本文首先讨论RNN的motivation及其特点；然后是为了解决长程依赖 (long-term dependencies) 而提出的long short term memory (LSTM) 结构；最后是二者在tensorflow中的简单样例。参考文献很多，这里强烈案例下面两篇文章！

Recurrent neural network

循环神经网络的动机是刻画一个时间序列当前输入与此前信息的联系，从网络结构上，循环神经网络通过称为循环体的模块 (如下图) 实现对信息的记忆，即该层在 $t-1$ 时刻的输出状态 $\mathbf{h_{t-1}}$ 会被记录，并作为 $t$ 时刻该模块输入的一部分，以级联的形式与 $\mathbf{x_t}$ 构成此刻的输入 $[\mathbf{h_{t-1}}, \mathbf{x_{t}}]$ .

显然，循环体中的循环理论上是无穷的，但在实际应用中会限制循环的次数以避免梯度消失 (gradient vanishing) 的问题，用num_step来定义，即循环体的基本模块被复制并展开为num_step个。如
文献[4]所述，循环体结构是RNN的基础，在RNN中对于复制展开的循环体，其参数是共享的。这一点与卷积神经网络中的权值共享有类似之处。在这篇文章里给出了非常多的RNN的应用场景，我很喜欢里面关于手写体识别的问题，体现了权值共享的效果。

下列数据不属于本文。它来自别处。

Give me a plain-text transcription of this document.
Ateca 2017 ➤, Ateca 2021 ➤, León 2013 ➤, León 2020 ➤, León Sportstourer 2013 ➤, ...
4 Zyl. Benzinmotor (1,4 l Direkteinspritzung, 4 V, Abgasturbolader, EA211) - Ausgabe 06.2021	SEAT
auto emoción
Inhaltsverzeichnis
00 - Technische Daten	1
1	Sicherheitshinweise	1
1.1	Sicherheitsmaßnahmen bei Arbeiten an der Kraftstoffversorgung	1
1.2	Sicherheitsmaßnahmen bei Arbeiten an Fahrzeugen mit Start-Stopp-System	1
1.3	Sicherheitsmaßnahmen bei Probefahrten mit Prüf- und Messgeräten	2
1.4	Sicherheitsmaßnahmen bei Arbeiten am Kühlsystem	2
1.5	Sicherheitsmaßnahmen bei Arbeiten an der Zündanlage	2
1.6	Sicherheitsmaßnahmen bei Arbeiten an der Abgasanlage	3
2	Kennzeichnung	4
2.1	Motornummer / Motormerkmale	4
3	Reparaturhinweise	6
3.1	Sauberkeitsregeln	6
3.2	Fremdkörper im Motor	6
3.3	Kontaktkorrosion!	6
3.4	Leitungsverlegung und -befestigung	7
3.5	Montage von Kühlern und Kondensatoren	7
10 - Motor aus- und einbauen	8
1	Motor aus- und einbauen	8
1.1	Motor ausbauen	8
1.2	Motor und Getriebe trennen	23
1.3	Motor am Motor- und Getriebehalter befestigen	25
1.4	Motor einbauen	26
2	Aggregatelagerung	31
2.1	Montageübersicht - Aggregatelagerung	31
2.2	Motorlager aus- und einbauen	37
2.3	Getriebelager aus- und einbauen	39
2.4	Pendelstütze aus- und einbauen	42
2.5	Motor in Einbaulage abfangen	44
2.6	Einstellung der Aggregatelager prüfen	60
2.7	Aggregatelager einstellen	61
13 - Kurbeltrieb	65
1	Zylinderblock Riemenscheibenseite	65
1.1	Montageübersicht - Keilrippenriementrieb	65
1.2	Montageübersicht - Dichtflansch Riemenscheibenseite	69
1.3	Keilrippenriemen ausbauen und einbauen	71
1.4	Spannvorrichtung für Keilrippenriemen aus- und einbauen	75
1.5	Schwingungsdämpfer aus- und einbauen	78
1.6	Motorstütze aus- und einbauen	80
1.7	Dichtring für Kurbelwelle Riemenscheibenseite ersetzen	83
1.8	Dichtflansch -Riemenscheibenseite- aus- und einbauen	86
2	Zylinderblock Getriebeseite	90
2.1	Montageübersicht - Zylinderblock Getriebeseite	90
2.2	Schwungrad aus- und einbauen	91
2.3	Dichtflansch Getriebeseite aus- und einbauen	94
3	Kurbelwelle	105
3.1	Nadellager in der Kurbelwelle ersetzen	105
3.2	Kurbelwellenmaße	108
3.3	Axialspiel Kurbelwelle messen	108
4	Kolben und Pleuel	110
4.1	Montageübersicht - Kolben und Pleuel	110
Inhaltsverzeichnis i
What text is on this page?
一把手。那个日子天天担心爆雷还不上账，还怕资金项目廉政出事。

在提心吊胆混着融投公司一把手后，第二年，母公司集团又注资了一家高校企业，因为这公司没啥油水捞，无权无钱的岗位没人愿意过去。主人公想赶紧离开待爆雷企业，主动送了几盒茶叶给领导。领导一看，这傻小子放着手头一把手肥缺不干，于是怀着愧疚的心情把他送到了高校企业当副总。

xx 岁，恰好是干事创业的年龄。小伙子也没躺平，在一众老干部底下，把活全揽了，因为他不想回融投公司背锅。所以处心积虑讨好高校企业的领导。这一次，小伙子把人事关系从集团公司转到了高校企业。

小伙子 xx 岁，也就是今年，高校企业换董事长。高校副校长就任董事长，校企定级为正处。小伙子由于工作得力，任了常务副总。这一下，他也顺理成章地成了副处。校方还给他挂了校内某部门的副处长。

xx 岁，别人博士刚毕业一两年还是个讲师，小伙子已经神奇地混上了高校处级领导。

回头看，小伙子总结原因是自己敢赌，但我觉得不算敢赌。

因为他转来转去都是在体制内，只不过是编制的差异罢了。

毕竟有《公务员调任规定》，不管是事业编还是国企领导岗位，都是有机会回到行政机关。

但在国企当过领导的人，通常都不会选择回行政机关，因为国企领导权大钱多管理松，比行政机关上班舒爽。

设 $t$ 时刻循环体的输入为 $\mathbf{x}(t)$ ，$t-1$时刻循环体的输出状态为 $\mathbf{h(t)}$ ，则RNN中 $t$ 时刻的输出 $\mathbf{h}(t)$ 为，

$\begin{equation} \mathbf{h}(t) = \rm{tanh}\left(W\cdot[\mathbf{h}(t-1),\mathbf{x}(t)] + b\right). \end{equation}$

其中 $W$ 是权值矩阵，其shape为 $[\mathrm{len}(\mathbf{h}) + \mathrm{len}(\mathbf{x}), \mathrm{len}(\mathbf{h})]$ , $b$ 为偏置。这里采用的激活函数是tanh，将数据限制到 $[-1,1]$ 之间。

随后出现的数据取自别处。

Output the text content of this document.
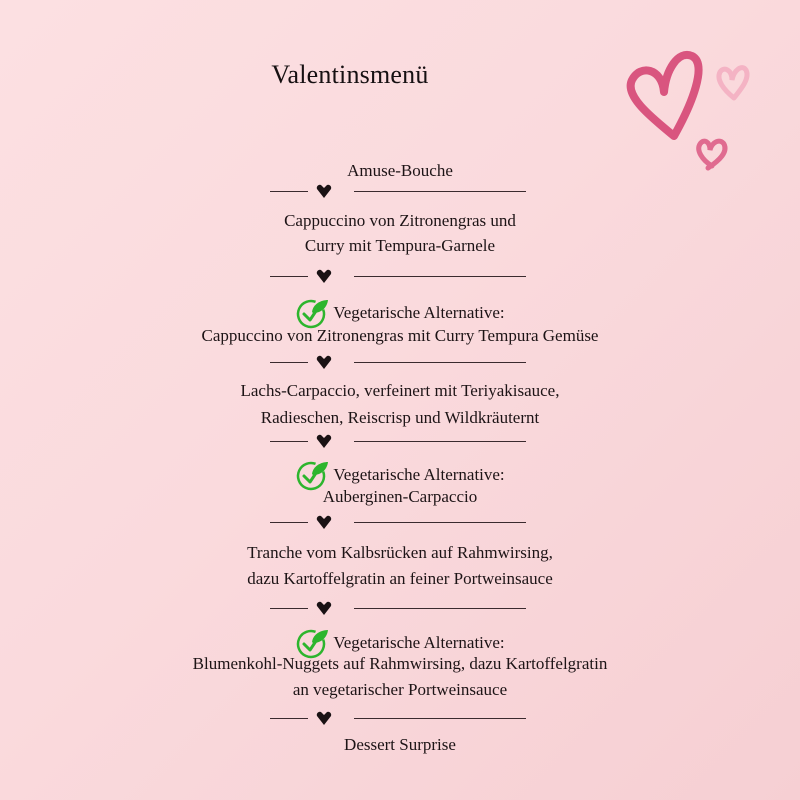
Valentinsmenü
Amuse-Bouche
Cappuccino von Zitronengras und
Curry mit Tempura-Garnele
Vegetarische Alternative:
Cappuccino von Zitronengras mit Curry Tempura Gemüse
Lachs-Carpaccio, verfeinert mit Teriyakisauce,
Radieschen, Reiscrisp und Wildkräuternt
Vegetarische Alternative:
Auberginen-Carpaccio
Tranche vom Kalbsrücken auf Rahmwirsing,
dazu Kartoffelgratin an feiner Portweinsauce
Vegetarische Alternative:
Blumenkohl-Nuggets auf Rahmwirsing, dazu Kartoffelgratin
an vegetarischer Portweinsauce
Dessert Surprise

那么，为什么用tanh，而不是有high reputation的ReLU? 知乎的这个讨论给出了很棒的解释，参考Hinton论文中的观点 ReLUs seem inappropriate for RNNs because they can have very large outputs so they might be expected to be far more likely to explode than units thathave bounded values. ReLU将输出的值限制在 $[0, \infty)$ 之间，而RNN中循环体之间的权值是共享的，经过公式(1)的多次作用，相当于对 $W$ 做了连乘，ReLU函数会导致梯度爆炸的问题。因此，采用tanh可以将每层的输出空控制在限定的范围内，既避免了梯度消失，也避免了梯度爆炸的问题。

LSTM

在时间序列的预测中存在长期依赖 (long-term dependencies) 的问题，即网络需要记住离时间 $t$ 很远的某个时刻的信息，固定的num_step将不适用于这一情形，并且长时间间隔下的梯度消失问题将无法处理。因此，需要对RNN的循环体模块进行修改，即长短时记忆网络 (long short term memory, LSTM).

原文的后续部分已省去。